I’m glad—if “glad” is the right word—to report that almost three years later, I still stand by my original assessment. I still don’t see any redemption for any component or consequence of that foundational idealogical juggernaut we call the American Dream. The “cloud” still requires cables running along the bottom of the ocean. All economies still require water.

However, my thinking on some of the strategies that result from such cynicism has “evolved,” to borrow from the parlance of our times. Occupy was both a resounding success and a disappointing—if not annoying—failure. More people are hip to cooperatives and craft breweries and farm-to-table simplicity, but at the same time, less people own more of the wealth, more people are turning to religious cults for their meta-narratives, and, well, there’s even less potable water to go around.
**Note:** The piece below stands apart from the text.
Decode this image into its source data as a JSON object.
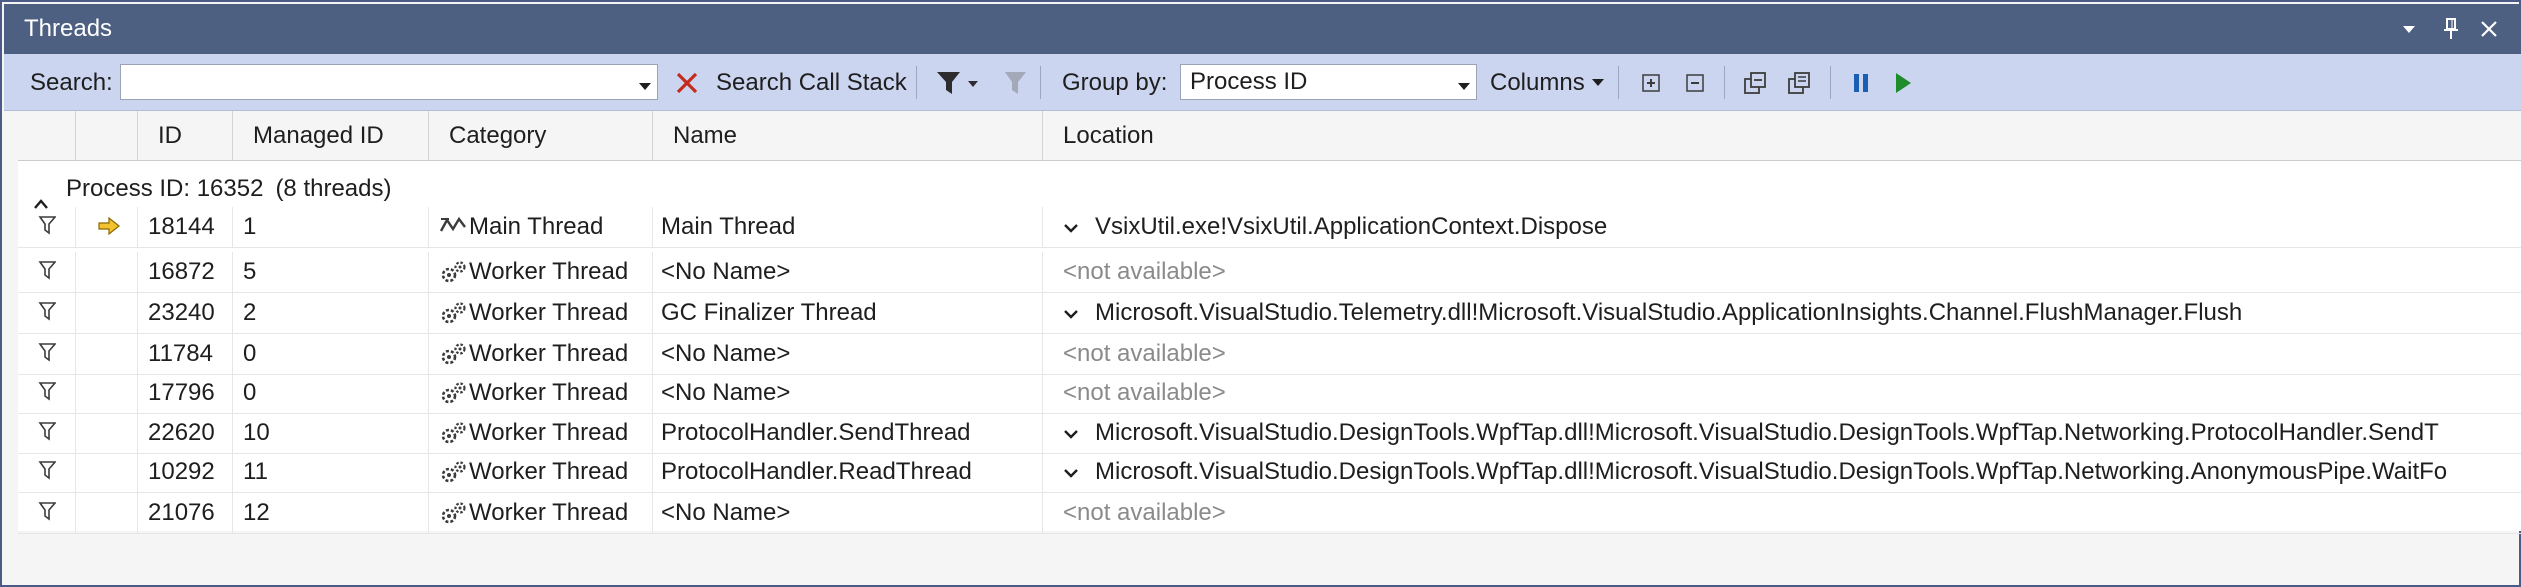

Hasn’t everything just continued to get worse since 2013? And if that’s the case, what’s wrong with our strategies?

I’ve been thinking more lately about Bob Jensen’s notion of leaving the planet gracefully. Is it the best we can do simply to tend to a patch of earth, to make and care for a few friends, to go searching for owls and stars and melodies?

I guess in the years since January 2014, when I posted this chart of notable doomers (based on prediction for success or collapse vs. the need for/likelihood of peaceful vs. violent transformation), I’ve moved away from McPherson and towards Paul Kingsnorth (who isn’t even on the chart). And if there were a chart with people from history, I would fall between Nietzsche and Marx.


2 thoughts on “Doomerism Revisited

  1. Good questions, entertaining – but how was the Occupado Movement a “Success”? There are absolutely no Occupado people in the US Congress or in governorships – as opposed to rafts full of Tea Party maniacs. There were no Occupado bills, ever, passed, as opposed to the Tea Party lunacy being embedded in the C-Spanitations of our little outpost of a country. Bernie is an Occupado, sure, and he is getting some crowds, but he has had zero (0) policy effect on his chosen body, and he’s a F-35 mad militarist at his core, anyway.
    Bob Jensen is no nihilist, homes.
    In my post today, I posit a cartoon of an old-fashioned cemetery, with all the headstones bearing the same epitaph, for every man and woman.
    Sorry, that’s just the way it will be for us humans.
    Have a nice day – thanks for writing.

  2. I’ll try to respond to the questions/comments in order:

    1. The Occupy movement was a success in that we’re still talking about it. But note that I wrote in the same sentence that it was also a failure — but not for the reasons you mention. It was a failure because one of its stated main goals was a return to the ’90s — a goal that in my mind isn’t even desirable, let alone achievable.
    2. Bernie does speak about income inequality, etc., but I don’t have any expectation that a politician in the system we have now can change anything even if they wanted to. And by change anything I mean stop the interwoven corporate machine (and I use the word “machine” deliberately) that is destroying the living planet.
    3. I don’t remember saying that Jensen is a nihilist. He thinks there are all kinds of worthwhile projects one could and should put their time to. But he also thinks that it’s impossible to vote our way out of the ongoing ecological collapse. Or at least, that’s what I’ve gathered from our conversations.
    4. “The system” is a problematic term that I myself have been guilty of using. What do you mean by “the system”?